Der Schutz der Ukraine soll nach Vorstellung der US-Regierung langfristig durch Sicherheitszusagen einzelner Länder gewährleistet werden. So seien die USA etwa bereit, der Ukraine verschiedene Formen der militärischen Unterstützung bereitzustellen, Geheimdienstinformationen mit ihr zu teilen und Cyberunterstützung zu leisten, damit sie sich selbst verteidigen und zukünftige Aggressionen abwehren könne, sagte der nationale Sicherheitsberater von US-Präsident Joe Biden, Jake Sullivan, am Sonntag (Ortszeit).

Die USA seien bereit, der Ukraine nach einem Ende des russischen Angriffskrieges einen ähnlichen Schutz zu bieten wie Israel, hatte Biden selbst in einem am Sonntag veröffentlichten CNN-Interview gesagt.
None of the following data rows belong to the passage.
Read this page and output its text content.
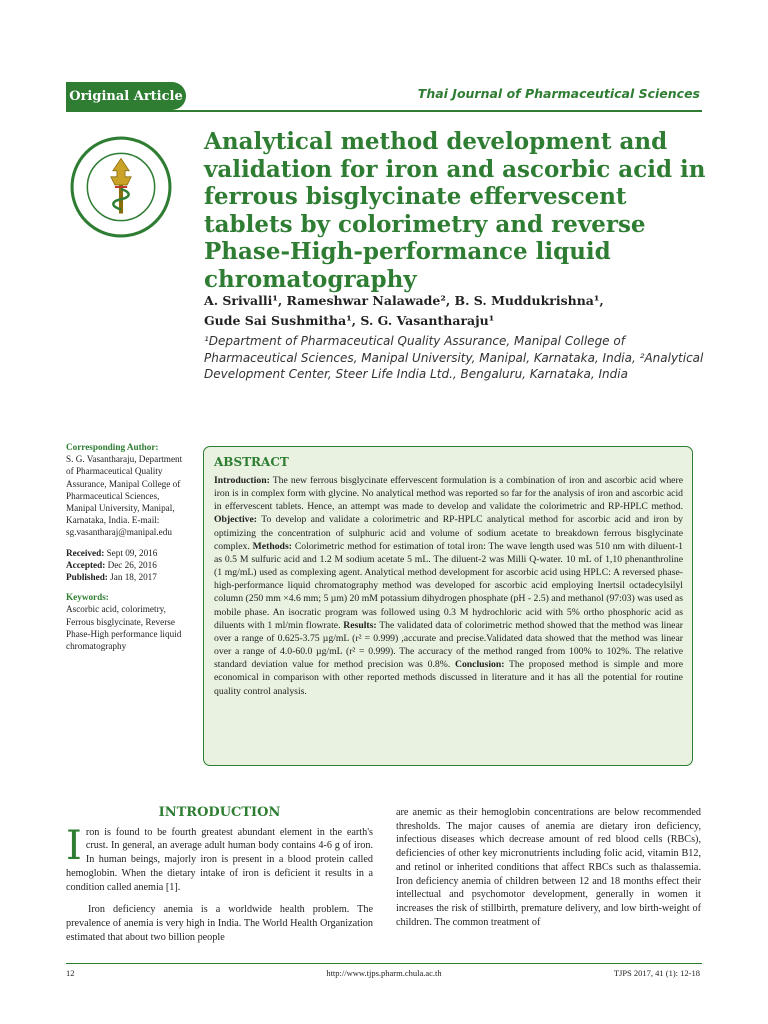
Original Article	Thai Journal of Pharmaceutical Sciences
Analytical method development and validation for iron and ascorbic acid in ferrous bisglycinate effervescent tablets by colorimetry and reverse Phase-High-performance liquid chromatography
A. Srivalli¹, Rameshwar Nalawade², B. S. Muddukrishna¹,
Gude Sai Sushmitha¹, S. G. Vasantharaju¹
¹Department of Pharmaceutical Quality Assurance, Manipal College of Pharmaceutical Sciences, Manipal University, Manipal, Karnataka, India, ²Analytical Development Center, Steer Life India Ltd., Bengaluru, Karnataka, India
Corresponding Author:
S. G. Vasantharaju, Department of Pharmaceutical Quality Assurance, Manipal College of Pharmaceutical Sciences, Manipal University, Manipal, Karnataka, India. E-mail: sg.vasantharaj@manipal.edu
Received: Sept 09, 2016
Accepted: Dec 26, 2016
Published: Jan 18, 2017
Keywords:
Ascorbic acid, colorimetry, Ferrous bisglycinate, Reverse Phase-High performance liquid chromatography
ABSTRACT

Introduction: The new ferrous bisglycinate effervescent formulation is a combination of iron and ascorbic acid where iron is in complex form with glycine. No analytical method was reported so far for the analysis of iron and ascorbic acid in effervescent tablets. Hence, an attempt was made to develop and validate the colorimetric and RP-HPLC method. Objective: To develop and validate a colorimetric and RP-HPLC analytical method for ascorbic acid and iron by optimizing the concentration of sulphuric acid and volume of sodium acetate to breakdown ferrous bisglycinate complex. Methods: Colorimetric method for estimation of total iron: The wave length used was 510 nm with diluent-1 as 0.5 M sulfuric acid and 1.2 M sodium acetate 5 mL. The diluent-2 was Milli Q-water. 10 mL of 1,10 phenanthroline (1 mg/mL) used as complexing agent. Analytical method development for ascorbic acid using HPLC: A reversed phase-high-performance liquid chromatography method was developed for ascorbic acid employing Inertsil octadecylsilyl column (250 mm ×4.6 mm; 5 µm) 20 mM potassium dihydrogen phosphate (pH - 2.5) and methanol (97:03) was used as mobile phase. An isocratic program was followed using 0.3 M hydrochloric acid with 5% ortho phosphoric acid as diluents with 1 ml/min flowrate. Results: The validated data of colorimetric method showed that the method was linear over a range of 0.625-3.75 µg/mL (r² = 0.999) ,accurate and precise.Validated data showed that the method was linear over a range of 4.0-60.0 µg/mL (r² = 0.999). The accuracy of the method ranged from 100% to 102%. The relative standard deviation value for method precision was 0.8%. Conclusion: The proposed method is simple and more economical in comparison with other reported methods discussed in literature and it has all the potential for routine quality control analysis.

INTRODUCTION

Iron is found to be fourth greatest abundant element in the earth's crust. In general, an average adult human body contains 4-6 g of iron. In human beings, majorly iron is present in a blood protein called hemoglobin. When the dietary intake of iron is deficient it results in a condition called anemia [1].

Iron deficiency anemia is a worldwide health problem. The prevalence of anemia is very high in India. The World Health Organization estimated that about two billion people

are anemic as their hemoglobin concentrations are below recommended thresholds. The major causes of anemia are dietary iron deficiency, infectious diseases which decrease amount of red blood cells (RBCs), deficiencies of other key micronutrients including folic acid, vitamin B12, and retinol or inherited conditions that affect RBCs such as thalassemia. Iron deficiency anemia of children between 12 and 18 months effect their intellectual and psychomotor development, generally in women it increases the risk of stillbirth, premature delivery, and low birth-weight of children. The common treatment of

12	http://www.tjps.pharm.chula.ac.th	TJPS 2017, 41 (1): 12-18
Sullivan erläuterte an Bord der Präsidentenmaschine auf dem Weg nach London dazu: «Das Konzept sieht vor, dass die Vereinigten Staaten zusammen mit anderen Verbündeten und Partnern innerhalb eines multilateralen Rahmens bilaterale Sicherheitsverpflichtungen mit der Ukraine auf lange Sicht aushandeln.»

Was sagt eigentlich Putin zum Nato-Gipfel?

Der Kreml droht, das war für Beobachter nicht anders zu erwarten, mit markigen Worten.  Ein Nato-Beitritt der Ukraine würde von russischer Seite eine «ziemlich harte und verständliche Reaktion erfordern», sagte Kremlsprecher Dmitri Peskow am Montag in Moskau russischen Nachrichtenagenturen zufolge.

Ein solcher Schritt würde «sehr negative Folgen für die gesamte und ohnehin schon halbzerstörte Sicherheitsarchitektur Europas haben und eine absolute Gefahr und Bedrohung für unser Land darstellen», fügte Peskow hinzu.

Der ukrainische Präsident Wolodymyr Selenskyj wirbt weiterhin für eine Nato-Mitgliedschaft seines Landes.
Der ukrainische Präsident Wolodymyr Selenskyj wirbt weiterhin für eine Nato-Mitgliedschaft seines Landes.